Nickel buyers are in the strongest negotiating position they've occupied all year. At $16,655/mt, nickel is 14% below the May peak and trending toward the $16,000 support level. The playbook is different for different buyers: (1) Stainless steel producers: negotiate Q4 2026 contracts now. With Tsingshan and Indonesian producers aggressively competing for market share, alloy surcharges for 304 and 316 grades are likely to decline through Q3. Lock in Q4 at current surcharge levels or switch to fixed-price arrangements for the balance of 2026. (2) Battery cathode and precursor manufacturers: the nickel sulfate premium over LME has narrowed to $800–1,100/mt from $2,000+ in Q1, reflecting the ramp-up of Indonesian HPAL capacity.

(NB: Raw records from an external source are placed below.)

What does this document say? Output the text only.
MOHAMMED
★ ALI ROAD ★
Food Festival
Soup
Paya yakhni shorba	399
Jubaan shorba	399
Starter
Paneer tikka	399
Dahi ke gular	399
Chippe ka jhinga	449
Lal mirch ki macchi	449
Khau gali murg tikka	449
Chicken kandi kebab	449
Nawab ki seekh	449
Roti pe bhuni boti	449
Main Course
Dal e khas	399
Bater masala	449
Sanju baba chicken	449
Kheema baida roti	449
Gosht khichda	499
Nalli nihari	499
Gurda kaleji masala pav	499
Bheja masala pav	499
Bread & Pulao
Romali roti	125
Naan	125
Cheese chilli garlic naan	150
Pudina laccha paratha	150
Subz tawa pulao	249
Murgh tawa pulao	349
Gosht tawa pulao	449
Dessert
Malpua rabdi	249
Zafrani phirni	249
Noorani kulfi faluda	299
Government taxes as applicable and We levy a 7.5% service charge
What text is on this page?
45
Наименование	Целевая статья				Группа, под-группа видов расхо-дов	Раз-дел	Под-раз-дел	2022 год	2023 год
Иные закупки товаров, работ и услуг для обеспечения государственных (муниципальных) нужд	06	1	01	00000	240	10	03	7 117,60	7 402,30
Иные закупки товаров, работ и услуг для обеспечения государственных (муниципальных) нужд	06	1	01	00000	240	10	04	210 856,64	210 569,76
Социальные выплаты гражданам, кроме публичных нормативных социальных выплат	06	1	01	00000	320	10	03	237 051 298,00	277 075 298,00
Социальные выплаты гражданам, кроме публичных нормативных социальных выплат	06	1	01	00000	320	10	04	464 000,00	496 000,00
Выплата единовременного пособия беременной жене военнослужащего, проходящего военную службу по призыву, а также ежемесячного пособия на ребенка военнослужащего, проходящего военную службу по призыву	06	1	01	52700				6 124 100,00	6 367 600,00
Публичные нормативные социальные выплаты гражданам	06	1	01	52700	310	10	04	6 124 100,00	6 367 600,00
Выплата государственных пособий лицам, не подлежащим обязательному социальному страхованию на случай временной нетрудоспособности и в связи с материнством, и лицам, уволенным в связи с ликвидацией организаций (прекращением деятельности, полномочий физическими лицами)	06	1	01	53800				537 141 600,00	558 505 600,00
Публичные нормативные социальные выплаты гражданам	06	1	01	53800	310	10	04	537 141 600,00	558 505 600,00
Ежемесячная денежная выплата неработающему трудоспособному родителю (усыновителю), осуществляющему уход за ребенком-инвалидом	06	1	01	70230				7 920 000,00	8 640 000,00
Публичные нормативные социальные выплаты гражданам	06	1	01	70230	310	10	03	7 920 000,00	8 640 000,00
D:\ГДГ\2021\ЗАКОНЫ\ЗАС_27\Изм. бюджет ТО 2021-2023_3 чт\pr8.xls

Consider increasing the proportion of nickel sulfate in your feedstock mix versus nickel briquette — the sulfate discount to briquette has widened to $400–600/mt as HPAL output floods the sulfate market. (3) For 2027 planning: the bull case for nickel eventually turns on the EV demand trajectory and whether Indonesian ore grades decline faster than expected. But for the next 6–9 months, nickel is a buyer's market. Float as much exposure as your risk policy allows, and do not lock in fixed prices beyond Q1 2027 — the contango structure means forward prices are higher than spot, and spot is likely to decline further.